Un agent de sécurité qui a été retrouvé endormi alors qu’il était en service alors qu’il gardait les actifs d’un client d’une valeur de plusieurs millions d’euros n’a rien fait en raison d’un licenciement abusif.

Le Workplace Relations Committee (WRC) a appris que Jaroslav Lukasievic avait apporté sa propre chaise au travail et a été découvert par l’un de ses managers qui dormait dessus après avoir tenté de le contacter à cinq reprises sans succès.

Il a admis qu’il dormait en service, loin de son travail et sans son uniforme ni sa carte d’identité. Cependant, il a reproché à l’entreprise d’avoir créé les conditions qui ont causé la « fatigue du voyage » et rendu le sommeil « inévitable ».

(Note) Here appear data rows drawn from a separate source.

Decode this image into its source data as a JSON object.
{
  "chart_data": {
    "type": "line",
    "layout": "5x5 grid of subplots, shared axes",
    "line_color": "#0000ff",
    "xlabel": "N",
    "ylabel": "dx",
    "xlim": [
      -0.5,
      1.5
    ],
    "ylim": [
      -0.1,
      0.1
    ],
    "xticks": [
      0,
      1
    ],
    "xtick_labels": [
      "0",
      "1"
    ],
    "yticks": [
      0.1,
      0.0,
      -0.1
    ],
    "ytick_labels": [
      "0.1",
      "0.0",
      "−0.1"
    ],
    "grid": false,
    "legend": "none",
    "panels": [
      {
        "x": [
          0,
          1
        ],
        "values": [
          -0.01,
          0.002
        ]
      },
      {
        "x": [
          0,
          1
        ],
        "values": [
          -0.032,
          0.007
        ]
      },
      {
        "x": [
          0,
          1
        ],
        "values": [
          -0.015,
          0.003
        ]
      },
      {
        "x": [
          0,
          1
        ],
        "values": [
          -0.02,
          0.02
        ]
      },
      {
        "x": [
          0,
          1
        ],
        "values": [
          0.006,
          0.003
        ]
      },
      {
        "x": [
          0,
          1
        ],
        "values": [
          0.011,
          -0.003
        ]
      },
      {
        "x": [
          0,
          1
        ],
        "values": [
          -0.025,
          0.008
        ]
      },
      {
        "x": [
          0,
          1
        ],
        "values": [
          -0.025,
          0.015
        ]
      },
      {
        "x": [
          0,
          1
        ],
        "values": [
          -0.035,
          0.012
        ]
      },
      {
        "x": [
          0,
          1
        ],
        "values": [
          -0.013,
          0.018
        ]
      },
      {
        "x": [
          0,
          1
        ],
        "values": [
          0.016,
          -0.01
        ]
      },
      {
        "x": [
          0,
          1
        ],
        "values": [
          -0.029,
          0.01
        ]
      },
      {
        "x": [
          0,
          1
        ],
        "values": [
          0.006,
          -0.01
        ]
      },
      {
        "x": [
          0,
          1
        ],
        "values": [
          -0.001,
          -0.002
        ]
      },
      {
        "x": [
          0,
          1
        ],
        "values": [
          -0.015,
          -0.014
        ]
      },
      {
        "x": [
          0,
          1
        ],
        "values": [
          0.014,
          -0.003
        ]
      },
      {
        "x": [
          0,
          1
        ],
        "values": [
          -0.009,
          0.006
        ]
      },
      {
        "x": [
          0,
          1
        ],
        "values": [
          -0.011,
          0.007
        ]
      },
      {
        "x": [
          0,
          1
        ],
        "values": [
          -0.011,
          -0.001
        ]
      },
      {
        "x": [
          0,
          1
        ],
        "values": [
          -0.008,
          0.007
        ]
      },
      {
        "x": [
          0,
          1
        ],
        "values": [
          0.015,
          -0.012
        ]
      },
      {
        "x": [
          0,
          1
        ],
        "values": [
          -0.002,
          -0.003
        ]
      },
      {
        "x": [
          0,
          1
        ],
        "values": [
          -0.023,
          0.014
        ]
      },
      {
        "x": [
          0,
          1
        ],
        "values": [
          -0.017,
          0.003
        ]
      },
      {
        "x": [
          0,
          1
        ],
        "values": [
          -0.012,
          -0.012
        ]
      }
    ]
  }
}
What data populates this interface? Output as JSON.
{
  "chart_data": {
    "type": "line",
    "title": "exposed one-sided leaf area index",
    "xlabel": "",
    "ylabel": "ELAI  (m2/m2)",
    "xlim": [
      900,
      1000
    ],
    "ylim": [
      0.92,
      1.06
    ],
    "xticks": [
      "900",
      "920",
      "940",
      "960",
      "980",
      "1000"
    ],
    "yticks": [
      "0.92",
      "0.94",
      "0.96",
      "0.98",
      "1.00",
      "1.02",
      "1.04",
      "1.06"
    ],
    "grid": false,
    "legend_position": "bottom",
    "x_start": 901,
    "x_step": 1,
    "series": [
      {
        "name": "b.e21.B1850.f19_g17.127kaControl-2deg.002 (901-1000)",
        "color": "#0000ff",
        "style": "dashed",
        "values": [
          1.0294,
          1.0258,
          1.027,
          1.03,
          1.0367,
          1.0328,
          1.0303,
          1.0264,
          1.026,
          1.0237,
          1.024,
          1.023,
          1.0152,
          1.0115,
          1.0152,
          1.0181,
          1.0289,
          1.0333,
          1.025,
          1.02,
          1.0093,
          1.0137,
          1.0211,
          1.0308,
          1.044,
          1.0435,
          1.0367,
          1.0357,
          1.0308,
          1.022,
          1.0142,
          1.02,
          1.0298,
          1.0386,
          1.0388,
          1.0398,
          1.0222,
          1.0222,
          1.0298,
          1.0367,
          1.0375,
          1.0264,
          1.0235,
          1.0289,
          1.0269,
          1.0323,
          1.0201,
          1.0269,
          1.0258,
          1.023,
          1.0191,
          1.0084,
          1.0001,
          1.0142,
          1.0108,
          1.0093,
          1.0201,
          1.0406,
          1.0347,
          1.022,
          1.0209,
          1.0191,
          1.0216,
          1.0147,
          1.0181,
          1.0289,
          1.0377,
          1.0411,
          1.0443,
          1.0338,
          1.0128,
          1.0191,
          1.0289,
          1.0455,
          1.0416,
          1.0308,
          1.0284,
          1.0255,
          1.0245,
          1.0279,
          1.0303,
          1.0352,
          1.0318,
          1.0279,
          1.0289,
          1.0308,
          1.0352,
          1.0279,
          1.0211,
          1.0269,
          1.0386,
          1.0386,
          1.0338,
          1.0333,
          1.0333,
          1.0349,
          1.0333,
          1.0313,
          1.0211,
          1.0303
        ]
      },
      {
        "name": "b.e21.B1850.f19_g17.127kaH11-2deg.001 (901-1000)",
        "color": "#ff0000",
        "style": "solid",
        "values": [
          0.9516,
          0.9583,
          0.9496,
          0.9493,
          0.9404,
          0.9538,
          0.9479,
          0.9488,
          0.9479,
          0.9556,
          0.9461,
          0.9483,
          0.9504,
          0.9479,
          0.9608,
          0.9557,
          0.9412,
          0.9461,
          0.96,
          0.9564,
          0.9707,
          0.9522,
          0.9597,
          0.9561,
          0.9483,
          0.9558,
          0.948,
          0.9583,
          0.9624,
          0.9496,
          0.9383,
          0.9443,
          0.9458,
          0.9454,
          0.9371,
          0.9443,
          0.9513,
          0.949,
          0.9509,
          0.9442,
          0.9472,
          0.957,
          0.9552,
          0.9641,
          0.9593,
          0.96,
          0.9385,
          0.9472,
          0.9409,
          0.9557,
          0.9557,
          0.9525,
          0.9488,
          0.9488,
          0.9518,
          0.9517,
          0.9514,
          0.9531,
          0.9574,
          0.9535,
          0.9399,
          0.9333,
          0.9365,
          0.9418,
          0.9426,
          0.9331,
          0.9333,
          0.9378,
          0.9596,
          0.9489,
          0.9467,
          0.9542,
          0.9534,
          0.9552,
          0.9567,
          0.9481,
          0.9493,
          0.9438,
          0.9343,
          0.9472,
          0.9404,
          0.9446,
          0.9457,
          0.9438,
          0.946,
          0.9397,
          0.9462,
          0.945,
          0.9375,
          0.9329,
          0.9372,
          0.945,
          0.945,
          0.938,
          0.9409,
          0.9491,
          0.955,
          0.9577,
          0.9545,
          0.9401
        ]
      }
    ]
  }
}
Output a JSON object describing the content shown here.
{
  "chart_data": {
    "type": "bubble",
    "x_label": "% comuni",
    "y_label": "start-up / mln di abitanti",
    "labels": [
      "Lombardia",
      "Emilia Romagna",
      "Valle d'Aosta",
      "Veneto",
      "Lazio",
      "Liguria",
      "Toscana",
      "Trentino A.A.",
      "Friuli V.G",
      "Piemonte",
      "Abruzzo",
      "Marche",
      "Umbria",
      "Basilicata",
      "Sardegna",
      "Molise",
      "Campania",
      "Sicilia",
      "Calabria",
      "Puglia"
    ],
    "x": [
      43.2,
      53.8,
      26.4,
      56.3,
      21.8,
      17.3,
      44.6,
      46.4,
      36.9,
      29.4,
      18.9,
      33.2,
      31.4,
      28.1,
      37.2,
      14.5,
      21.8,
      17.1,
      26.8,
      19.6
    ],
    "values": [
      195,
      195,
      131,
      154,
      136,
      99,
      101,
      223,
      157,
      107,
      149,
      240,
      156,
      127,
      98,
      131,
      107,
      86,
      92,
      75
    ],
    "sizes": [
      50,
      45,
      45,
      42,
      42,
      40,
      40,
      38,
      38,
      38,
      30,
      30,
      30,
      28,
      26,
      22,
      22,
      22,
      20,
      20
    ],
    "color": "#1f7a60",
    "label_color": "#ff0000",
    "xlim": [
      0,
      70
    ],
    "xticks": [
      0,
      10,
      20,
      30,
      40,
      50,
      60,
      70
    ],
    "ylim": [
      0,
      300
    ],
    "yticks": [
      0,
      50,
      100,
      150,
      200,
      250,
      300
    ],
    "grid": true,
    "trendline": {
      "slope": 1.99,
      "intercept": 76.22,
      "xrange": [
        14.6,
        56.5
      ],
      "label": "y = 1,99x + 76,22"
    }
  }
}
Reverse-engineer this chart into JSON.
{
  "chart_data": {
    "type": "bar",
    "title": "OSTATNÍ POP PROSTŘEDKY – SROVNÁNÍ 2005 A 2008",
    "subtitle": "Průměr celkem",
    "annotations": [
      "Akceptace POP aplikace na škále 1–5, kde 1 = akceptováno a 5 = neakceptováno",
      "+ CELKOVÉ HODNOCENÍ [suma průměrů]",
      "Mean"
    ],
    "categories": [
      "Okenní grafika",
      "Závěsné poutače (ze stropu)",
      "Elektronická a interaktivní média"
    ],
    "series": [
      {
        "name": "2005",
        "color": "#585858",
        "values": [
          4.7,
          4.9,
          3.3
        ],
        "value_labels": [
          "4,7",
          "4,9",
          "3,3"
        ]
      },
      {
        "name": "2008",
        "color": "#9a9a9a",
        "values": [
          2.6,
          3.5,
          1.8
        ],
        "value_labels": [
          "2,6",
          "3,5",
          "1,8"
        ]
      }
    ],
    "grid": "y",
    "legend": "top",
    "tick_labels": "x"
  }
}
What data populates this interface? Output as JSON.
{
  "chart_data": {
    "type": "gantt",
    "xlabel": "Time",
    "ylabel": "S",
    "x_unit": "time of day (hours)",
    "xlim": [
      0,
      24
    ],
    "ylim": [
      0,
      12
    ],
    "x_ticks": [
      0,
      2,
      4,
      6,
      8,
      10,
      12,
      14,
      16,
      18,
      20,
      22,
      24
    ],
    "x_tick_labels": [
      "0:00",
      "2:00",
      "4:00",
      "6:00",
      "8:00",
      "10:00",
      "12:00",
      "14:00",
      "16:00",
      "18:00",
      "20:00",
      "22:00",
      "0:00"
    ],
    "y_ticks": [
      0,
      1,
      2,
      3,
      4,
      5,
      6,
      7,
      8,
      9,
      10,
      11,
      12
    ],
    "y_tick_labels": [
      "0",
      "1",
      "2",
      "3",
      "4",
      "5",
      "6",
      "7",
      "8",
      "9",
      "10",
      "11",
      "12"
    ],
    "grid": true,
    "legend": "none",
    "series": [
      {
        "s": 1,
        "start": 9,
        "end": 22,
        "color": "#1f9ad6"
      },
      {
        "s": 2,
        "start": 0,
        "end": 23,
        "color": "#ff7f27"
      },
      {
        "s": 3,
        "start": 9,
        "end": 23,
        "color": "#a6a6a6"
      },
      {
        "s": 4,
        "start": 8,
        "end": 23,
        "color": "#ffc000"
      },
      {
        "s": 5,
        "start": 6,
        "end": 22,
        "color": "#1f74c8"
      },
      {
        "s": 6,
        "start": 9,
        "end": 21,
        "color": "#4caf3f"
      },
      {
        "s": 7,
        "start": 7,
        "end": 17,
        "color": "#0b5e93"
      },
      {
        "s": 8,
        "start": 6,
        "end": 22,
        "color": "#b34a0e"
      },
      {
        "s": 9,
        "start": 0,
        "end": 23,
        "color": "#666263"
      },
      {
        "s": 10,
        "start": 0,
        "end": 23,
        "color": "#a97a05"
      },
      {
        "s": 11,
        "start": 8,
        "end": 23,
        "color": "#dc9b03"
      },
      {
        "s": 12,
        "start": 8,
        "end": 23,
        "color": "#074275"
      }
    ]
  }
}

M. Lukasiewicz a affirmé avoir été injustement licencié et a porté plainte auprès du WRC contre son employeur, K-tech Security Unlimited Company, avec qui il travaillait depuis plus de deux ans au moment de l’accident.

Il était l’unique gardien d’une propriété résidentielle à Co Offaly au moment de l’incident de décembre 2019, et était responsable d’avoirs de clients d’une valeur de « plusieurs millions d’euros ».

Le WRC a appris que l’un de ses supérieurs s’était rendu sur le site par souci pour la santé et la sécurité de M. Lukasiewicz après avoir échoué à le joindre par téléphone depuis la salle de contrôle.

À son arrivée sur les lieux, le gestionnaire a constaté que le plaignant avait apporté sa propre chaise au travail, dormait, loin de son travail et sans son uniforme ni sa carte d’identité PSA.

M. Lukasiewicz a été renvoyé chez lui et convoqué à une réunion d’enquête le lendemain, où il a admis s’être endormi au travail. Il s’est excusé lors d’une audience disciplinaire ultérieure, mais une décision a été prise de mettre fin à son emploi.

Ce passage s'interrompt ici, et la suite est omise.